Maybe it was the oxtail fiasco, which consumed 24 hours of my life and then no one wanted to eat it, or maybe it was the experience (yes, experience) of finally enjoying tonkatsu ramen. More likely, it was too many late nights watching Iron Chef reruns. I'm not totally sure, but I have recently lost my inhibition against making Asian food at home, or more specifically, I have become enamored with the idea of making homemade dashi.
What is dashi, you ask? I had no idea until the beginning of December. It's Japanese stock, is what it is, as foundational to Japanese cuisine as veal stock is to classical French cooking and water is to the Italians. I haven't been able to figure out when certain dashi are used over others, but the most commonly referenced one, the one I have become enamored with, is a simple stock made from simmering kombu (a type of seaweed) with bonito flakes (shavings from a piece of dried tuna). (For those sad, pathetic souls who are familiar with Iron Chef, Rokusaburo Michiba's "broth of vigor" is a very strong version of this.)
To that end, I swung by Mitsuwa today and picked up some ingredients to try my hand at a common wintertime dish utilizing dashi: oden. Oden [Wikipedia article here] is both familiar and exotic, an immediately recognizable melange of hot broth and root vegetables, but dosed with fish cakes and fried tofu fritters. This dish, I decided, was the one to cut my dashi teeth on.
Of course, all I knew of dashi making were a few 3-second clips of Michiba dumping bonito into a weird pot of boiling...water? So, the first thing I did was Google dashi, which led me to UmamiMART's page on the subject [link]. Using this and the TV show as a guide, I started.
Here's the kombu at first.
And after a twenty-minute soak.
The bonito flakes being added to steaming water. (I nibbled on the bonito a little. Let me just say, bonito flakes will probably be a pantry staple for me in the future.)
At this point, I let the water come to a boil, then turned off the heat and let everything steep together for about half an hour. Then I strained the dashi through a paper towel set in a fine mesh strainer, and I had about a quart of dashi. Super simple to make, much easier than a classical French stock. How did it taste? Um... Japanese? It was strong and simple, but the bonito is a very complex flavor. Definitely, this dashi could be worth the trouble (which was really minimal, about five minutes of actual work).
So, on to the oden; going into this, I decided that if the oden was terrible, or at the least not worth the effort of making it, I really didn't have any reason to try dashi again. Well, the oden was simple, at least. I peeled and cut up a couple smallish potatoes and a large daikon, some maitake mushrooms (not traditional), then added those together with some tofu fritters and hard-boiled eggs to the pot. I also took the kombu out, sliced it into ribbons, and tied it in a simple overhand knot, which I either made up or else is traditional. I had read that you're supposed to par-boil everything first, but this was the first time I made this dish, and I had never eaten it before, so I figured, what the heck? No time like a first try to mess up and not feel bad about it. I also added a tablespoon or so of soy sauce.

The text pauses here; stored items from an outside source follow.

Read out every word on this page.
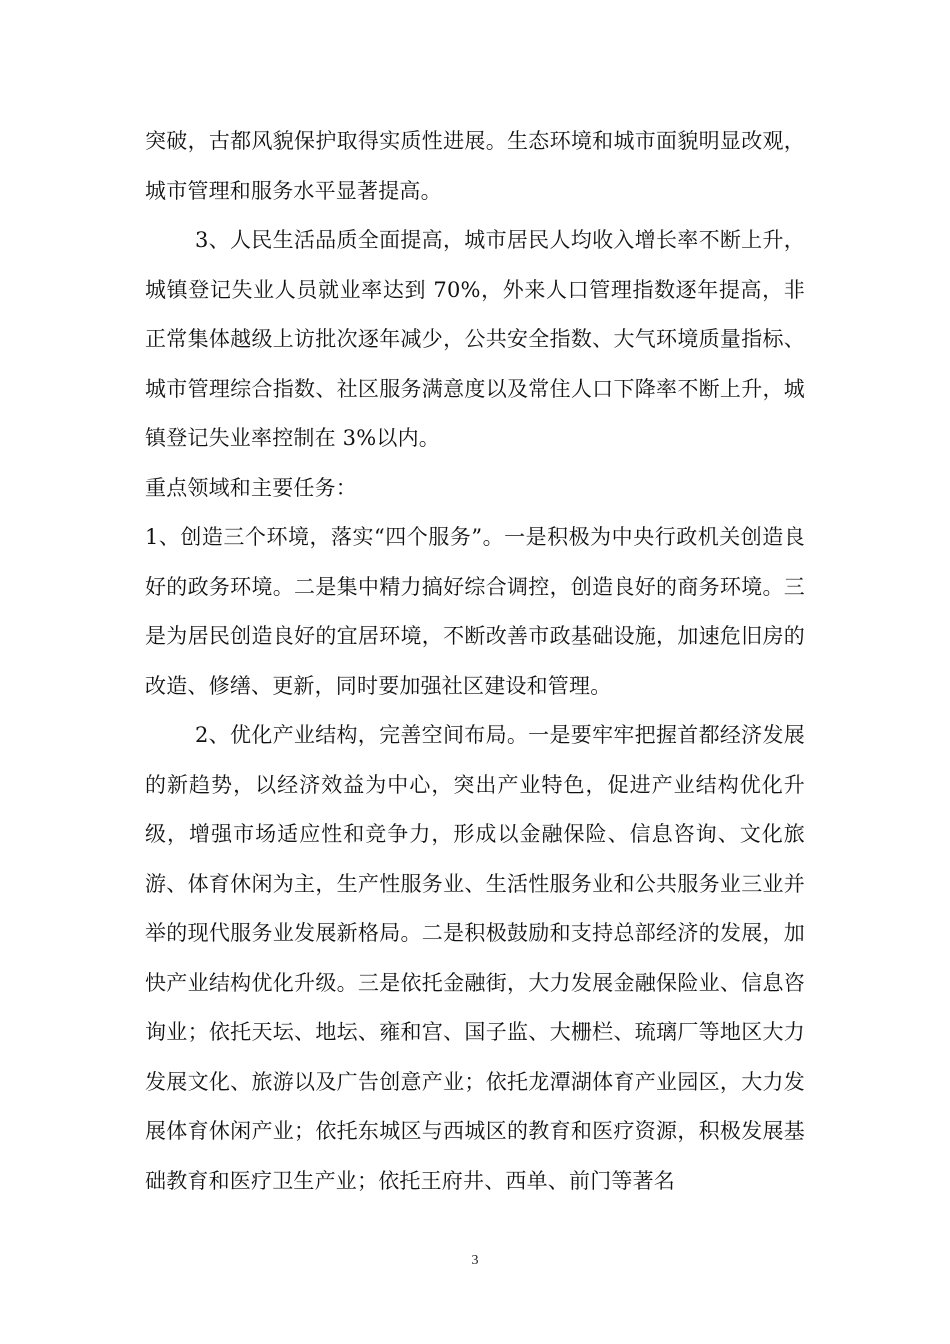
突破，古都风貌保护取得实质性进展。生态环境和城市面貌明显改观，城市管理和服务水平显著提高。

3、人民生活品质全面提高，城市居民人均收入增长率不断上升，城镇登记失业人员就业率达到 70%，外来人口管理指数逐年提高，非正常集体越级上访批次逐年减少，公共安全指数、大气环境质量指标、城市管理综合指数、社区服务满意度以及常住人口下降率不断上升，城镇登记失业率控制在 3%以内。

重点领域和主要任务：

1、创造三个环境，落实“四个服务”。一是积极为中央行政机关创造良好的政务环境。二是集中精力搞好综合调控，创造良好的商务环境。三是为居民创造良好的宜居环境，不断改善市政基础设施，加速危旧房的改造、修缮、更新，同时要加强社区建设和管理。

2、优化产业结构，完善空间布局。一是要牢牢把握首都经济发展的新趋势，以经济效益为中心，突出产业特色，促进产业结构优化升级，增强市场适应性和竞争力，形成以金融保险、信息咨询、文化旅游、体育休闲为主，生产性服务业、生活性服务业和公共服务业三业并举的现代服务业发展新格局。二是积极鼓励和支持总部经济的发展，加快产业结构优化升级。三是依托金融街，大力发展金融保险业、信息咨询业；依托天坛、地坛、雍和宫、国子监、大栅栏、琉璃厂等地区大力发展文化、旅游以及广告创意产业；依托龙潭湖体育产业园区，大力发展体育休闲产业；依托东城区与西城区的教育和医疗资源，积极发展基础教育和医疗卫生产业；依托王府井、西单、前门等著名

3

So, here it is with everything added to the pot. I added enough dashi to cover everything comfortably, with the idea that it would slowly simmer down to a more concentrated broth. (It did not, because I covered it.)

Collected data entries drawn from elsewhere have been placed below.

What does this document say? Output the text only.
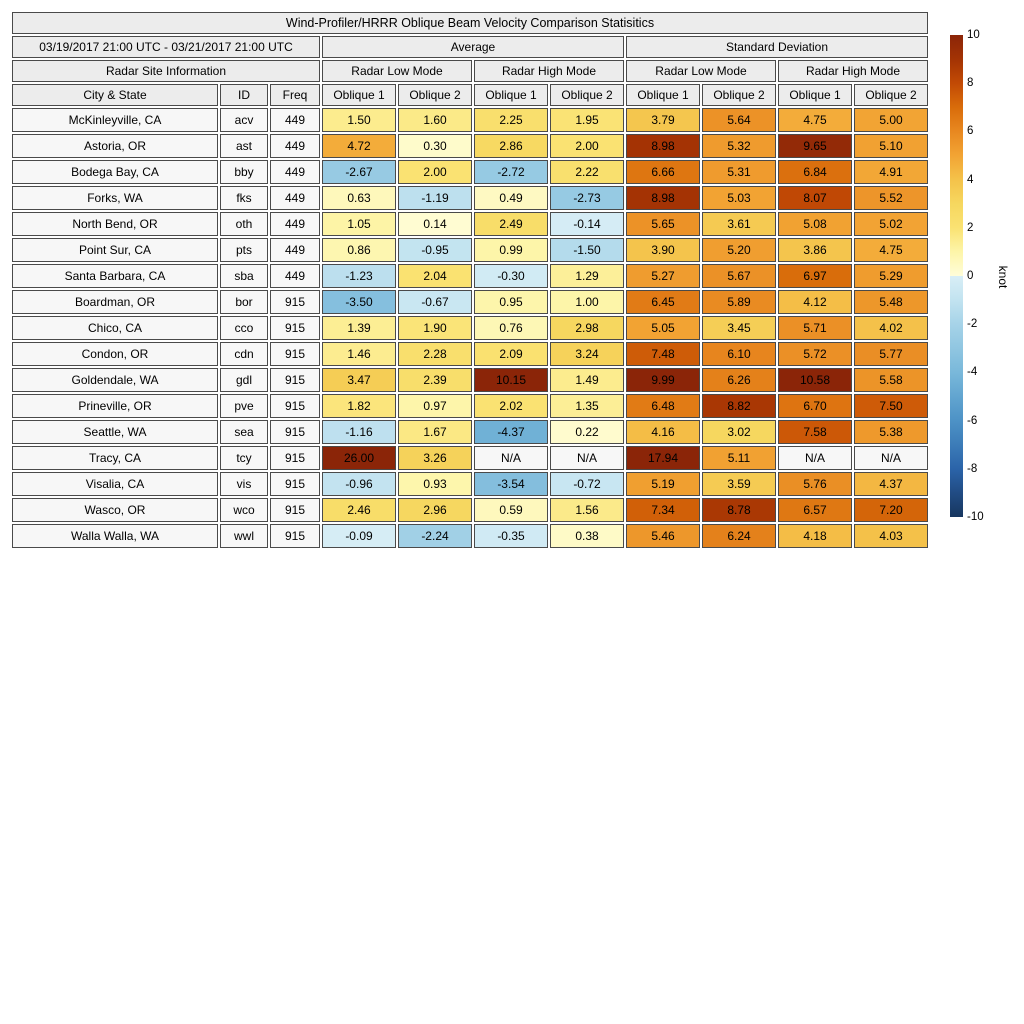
Wind-Profiler/HRRR Oblique Beam Velocity Comparison Statisitics										
03/19/2017 21:00 UTC - 03/21/2017 21:00 UTC			Average				Standard Deviation			
Radar Site Information			Radar Low Mode		Radar High Mode		Radar Low Mode		Radar High Mode	
City & State	ID	Freq	Oblique 1	Oblique 2	Oblique 1	Oblique 2	Oblique 1	Oblique 2	Oblique 1	Oblique 2
McKinleyville, CA	acv	449	1.50	1.60	2.25	1.95	3.79	5.64	4.75	5.00
Astoria, OR	ast	449	4.72	0.30	2.86	2.00	8.98	5.32	9.65	5.10
Bodega Bay, CA	bby	449	-2.67	2.00	-2.72	2.22	6.66	5.31	6.84	4.91
Forks, WA	fks	449	0.63	-1.19	0.49	-2.73	8.98	5.03	8.07	5.52
North Bend, OR	oth	449	1.05	0.14	2.49	-0.14	5.65	3.61	5.08	5.02
Point Sur, CA	pts	449	0.86	-0.95	0.99	-1.50	3.90	5.20	3.86	4.75
Santa Barbara, CA	sba	449	-1.23	2.04	-0.30	1.29	5.27	5.67	6.97	5.29
Boardman, OR	bor	915	-3.50	-0.67	0.95	1.00	6.45	5.89	4.12	5.48
Chico, CA	cco	915	1.39	1.90	0.76	2.98	5.05	3.45	5.71	4.02
Condon, OR	cdn	915	1.46	2.28	2.09	3.24	7.48	6.10	5.72	5.77
Goldendale, WA	gdl	915	3.47	2.39	10.15	1.49	9.99	6.26	10.58	5.58
Prineville, OR	pve	915	1.82	0.97	2.02	1.35	6.48	8.82	6.70	7.50
Seattle, WA	sea	915	-1.16	1.67	-4.37	0.22	4.16	3.02	7.58	5.38
Tracy, CA	tcy	915	26.00	3.26	N/A	N/A	17.94	5.11	N/A	N/A
Visalia, CA	vis	915	-0.96	0.93	-3.54	-0.72	5.19	3.59	5.76	4.37
Wasco, OR	wco	915	2.46	2.96	0.59	1.56	7.34	8.78	6.57	7.20
Walla Walla, WA	wwl	915	-0.09	-2.24	-0.35	0.38	5.46	6.24	4.18	4.03
10
8
6
4
2
0
-2
-4
-6
-8
-10
knot
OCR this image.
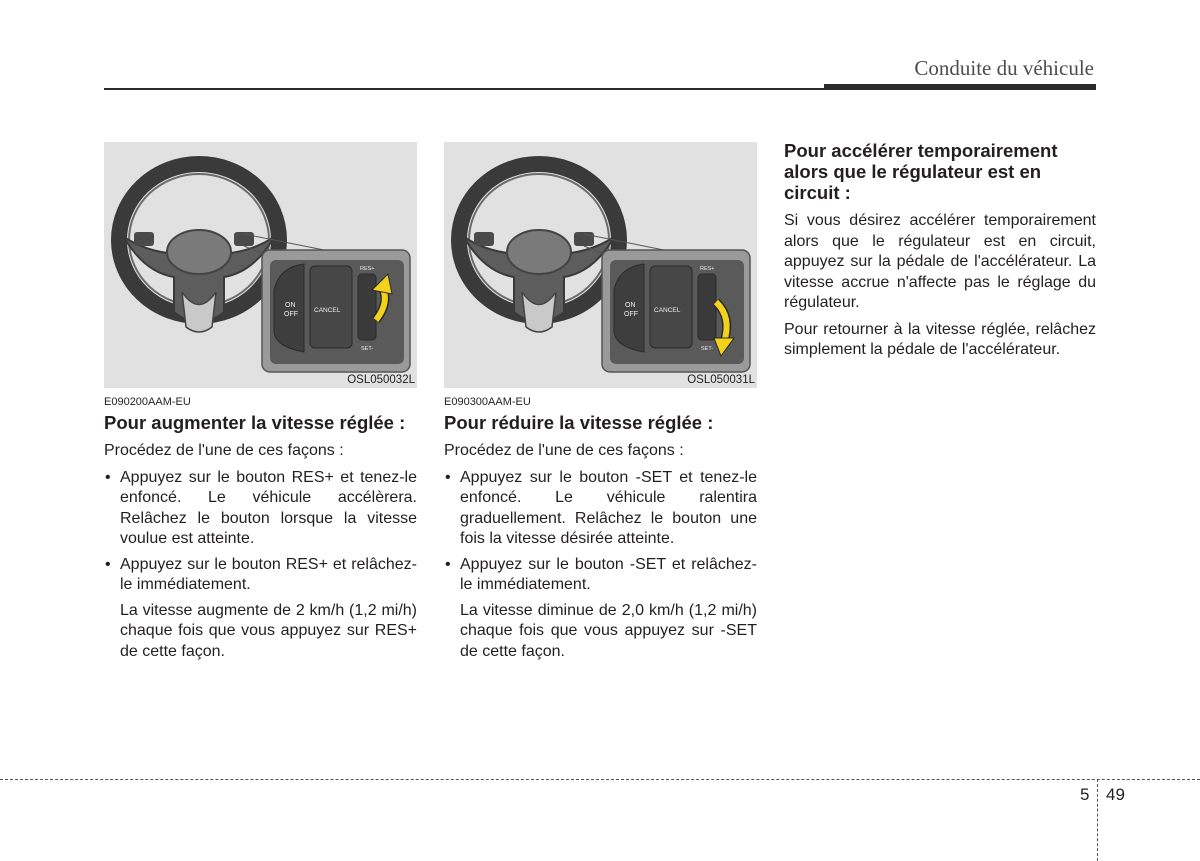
Conduite du véhicule
ON
OFF
CANCEL
RES+
SET-
OSL050032L
E090200AAM-EU
Pour augmenter la vitesse réglée :

Procédez de l'une de ces façons :

• Appuyez sur le bouton RES+ et tenez-le enfoncé. Le véhicule accélèrera. Relâchez le bouton lorsque la vitesse voulue est atteinte.
• Appuyez sur le bouton RES+ et relâchez-le immédiatement.

La vitesse augmente de 2 km/h (1,2 mi/h) chaque fois que vous appuyez sur RES+ de cette façon.

ON
OFF
CANCEL
RES+
SET-
OSL050031L
E090300AAM-EU
Pour réduire la vitesse réglée :

Procédez de l'une de ces façons :

• Appuyez sur le bouton -SET et tenez-le enfoncé. Le véhicule ralentira graduellement. Relâchez le bouton une fois la vitesse désirée atteinte.
• Appuyez sur le bouton -SET et relâchez-le immédiatement.

La vitesse diminue de 2,0 km/h (1,2 mi/h) chaque fois que vous appuyez sur -SET de cette façon.

Pour accélérer temporairement alors que le régulateur est en circuit :

Si vous désirez accélérer temporairement alors que le régulateur est en circuit, appuyez sur la pédale de l'accélérateur. La vitesse accrue n'affecte pas le réglage du régulateur.

Pour retourner à la vitesse réglée, relâchez simplement la pédale de l'accélérateur.

5 49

Here it is after an hour on the stove, when I served it. Over the course of simmering, the smell changed from one dominated by the bonito to one dominated by a combination of the seaweed and the radish.
How was it?
I liked it. A lot. As with all Asian food, the flavor profile was foreign but not bad, and the texture of the tofu fritter was surprisingly spongelike. All told, I would definitely make this again, although I might not have a chance for a couple winters. It was pretty cool, though, having my home smell like Sushi Kushi Toyo.